MIME-Version: 1.0
References: <20230130130739.563628-1-arnd@kernel.org> <Y9fITnjnIuDz8NYw@dhcp22.suse.cz>
 <CAG_fn=UC-zPKfXvhnXO-Hb7Wp3+BJyT4WvotATigigb63N0tdA@mail.gmail.com> <Y9kwTXhAQiEWz0IJ@dhcp22.suse.cz>
In-Reply-To: <Y9kwTXhAQiEWz0IJ@dhcp22.suse.cz>
From:   Alexander Potapenko <glider@google.com>
Date:   Tue, 31 Jan 2023 17:03:48 +0100
Message-ID: <CAG_fn=XLRa0hz0R5JpLLWhe62669yGcT_ME5g8hEVo4yuXuOmg@mail.gmail.com>
Subject: Re: [PATCH] mm: extend max struct page size for kmsan
To:     Michal Hocko <mhocko@suse.com>
Cc:     Arnd Bergmann <arnd@kernel.org>,
        Andrew Morton <akpm@linux-foundation.org>,
        Alexander Duyck <alexander.h.duyck@linux.intel.com>,
        Arnd Bergmann <arnd@arndb.de>,
        "Matthew Wilcox (Oracle)" <willy@infradead.org>,
        David Hildenbrand <david@redhat.com>,
        "Liam R. Howlett" <Liam.Howlett@oracle.com>,
        John Hubbard <jhubbard@nvidia.com>,
        Naoya Horiguchi <naoya.horiguchi@nec.com>,
        Hugh Dickins <hughd@google.com>,
        Suren Baghdasaryan <surenb@google.com>,
        Alex Sierra <alex.sierra@amd.com>, linux-mm@kvack.org,
        linux-kernel@vger.kernel.org, pasha.tatashin@soleen.com
Content-Type: text/plain; charset="UTF-8"
Precedence: bulk

> > Right now KMSAN allocates its metadata at boot time, when tearing down memblock.
> > At that point only a handful of memory ranges exist, and it is pretty
> > easy to carve out some unused pages for the metadata for those ranges,
> > then divide the rest evenly and return 1/3 to the system, spending 2/3
> > to keep the metadata for the returned pages.
> > I tried allocating the memory lazily (at page_alloc(), for example),
> > and it turned out to be very tricky because of fragmentation: for an
> > allocation of a given order, one needs shadow and origin allocations
> > of the same order [1], and alloc_pages() simply started with ripping
> > apart the biggest chunk of memory available.
>
> page_ext allocation happens quite early as well. There shouldn't be any
> real fragmentation that early during the boot.

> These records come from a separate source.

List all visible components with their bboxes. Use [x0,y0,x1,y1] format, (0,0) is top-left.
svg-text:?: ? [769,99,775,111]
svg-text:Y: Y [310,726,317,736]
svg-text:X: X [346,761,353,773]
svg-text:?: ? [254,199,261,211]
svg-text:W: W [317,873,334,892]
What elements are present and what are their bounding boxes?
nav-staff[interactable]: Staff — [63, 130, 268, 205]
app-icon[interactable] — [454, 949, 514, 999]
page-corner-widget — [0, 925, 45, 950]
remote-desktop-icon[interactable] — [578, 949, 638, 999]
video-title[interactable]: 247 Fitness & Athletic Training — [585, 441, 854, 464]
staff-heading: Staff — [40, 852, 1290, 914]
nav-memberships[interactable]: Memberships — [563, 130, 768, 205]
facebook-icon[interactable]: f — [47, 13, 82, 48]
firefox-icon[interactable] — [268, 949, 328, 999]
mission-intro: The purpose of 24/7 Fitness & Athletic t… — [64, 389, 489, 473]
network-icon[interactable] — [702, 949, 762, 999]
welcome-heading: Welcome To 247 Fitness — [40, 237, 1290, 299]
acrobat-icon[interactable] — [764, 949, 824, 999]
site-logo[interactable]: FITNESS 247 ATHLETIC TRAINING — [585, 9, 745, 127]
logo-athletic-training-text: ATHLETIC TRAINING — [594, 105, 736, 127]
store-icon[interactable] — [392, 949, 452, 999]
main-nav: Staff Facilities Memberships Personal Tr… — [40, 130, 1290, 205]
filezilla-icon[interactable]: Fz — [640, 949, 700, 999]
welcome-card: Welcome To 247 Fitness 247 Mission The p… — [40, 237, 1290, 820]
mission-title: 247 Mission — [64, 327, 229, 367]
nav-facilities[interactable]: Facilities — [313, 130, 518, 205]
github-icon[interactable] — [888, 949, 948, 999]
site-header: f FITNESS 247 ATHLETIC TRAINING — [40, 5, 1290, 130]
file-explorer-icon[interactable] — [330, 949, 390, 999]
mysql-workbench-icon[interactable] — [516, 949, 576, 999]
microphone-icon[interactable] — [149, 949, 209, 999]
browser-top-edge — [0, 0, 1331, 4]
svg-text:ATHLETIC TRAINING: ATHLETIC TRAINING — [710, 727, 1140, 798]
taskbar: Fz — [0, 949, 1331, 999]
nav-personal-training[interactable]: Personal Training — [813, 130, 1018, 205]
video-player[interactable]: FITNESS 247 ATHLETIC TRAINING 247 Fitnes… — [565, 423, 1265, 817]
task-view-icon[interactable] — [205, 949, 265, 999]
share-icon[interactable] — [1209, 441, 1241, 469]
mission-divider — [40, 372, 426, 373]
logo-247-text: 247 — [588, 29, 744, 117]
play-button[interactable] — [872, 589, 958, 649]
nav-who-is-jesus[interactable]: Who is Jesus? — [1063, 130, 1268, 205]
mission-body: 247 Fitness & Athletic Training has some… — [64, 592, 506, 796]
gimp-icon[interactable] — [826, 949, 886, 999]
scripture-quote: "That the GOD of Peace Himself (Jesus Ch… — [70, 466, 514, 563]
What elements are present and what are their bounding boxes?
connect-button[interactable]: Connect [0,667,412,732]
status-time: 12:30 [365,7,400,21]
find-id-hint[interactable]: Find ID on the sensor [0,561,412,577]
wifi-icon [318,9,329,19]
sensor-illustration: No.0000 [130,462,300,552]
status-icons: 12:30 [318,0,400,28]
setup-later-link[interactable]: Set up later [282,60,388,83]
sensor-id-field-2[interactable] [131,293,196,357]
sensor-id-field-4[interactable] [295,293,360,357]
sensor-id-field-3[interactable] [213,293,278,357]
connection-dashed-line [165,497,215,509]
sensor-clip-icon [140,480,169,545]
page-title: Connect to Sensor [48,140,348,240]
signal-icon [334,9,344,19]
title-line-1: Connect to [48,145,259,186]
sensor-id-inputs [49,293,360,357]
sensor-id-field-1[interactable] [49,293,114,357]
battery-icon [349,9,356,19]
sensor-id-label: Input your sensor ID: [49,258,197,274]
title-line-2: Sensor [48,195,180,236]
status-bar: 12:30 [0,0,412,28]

Assuming we are talking about the early_page_ext_enabled() case, here
are the init functions that are executed between kmsan_init_shadow()
and page_ext_init():

        stack_depot_early_init();
        mem_init();
        mem_init_print_info();
        kmem_cache_init();
        /*
         * page_owner must be initialized after buddy is ready, and also after
         * slab is ready so that stack_depot_init() works properly
         */
        page_ext_init_flatmem_late();
        kmemleak_init();
        pgtable_init();
        debug_objects_mem_init();
        vmalloc_init();

There's yet another problem besides fragmentation: we need to allocate
shadow for every page that was allocated by these functions.
Right now this is done by kmsan_init_shadow, which walks all the
existing memblock ranges, plus the _data segment and the node data for
each node, and grabs memory from the buddy allocator.
If we delay the metadata allocation to the point where memory caches
exist, we'll have to somehow walk every allocated struct page and
allocate the metadata for each of those. Is there an easy way to do
so?

I am unsure if vmalloc_init() creates any virtual mappings (probably
not?), but if it does, we'd also need to call
kmsan_vmap_pages_range_noflush() for them once we set up the metadata.
With the current metadata allocation scheme it's not needed, because
the buddy allocator is torn down before the virtual mappings are
created.

In the ideal world, we'd better place KMSAN shadow/origin pages at
fixed addresses, like this is done for KASAN - that would not require
storing pointers in struct page.
But reserving big chunks of the address space is even harder than
what's currently being done.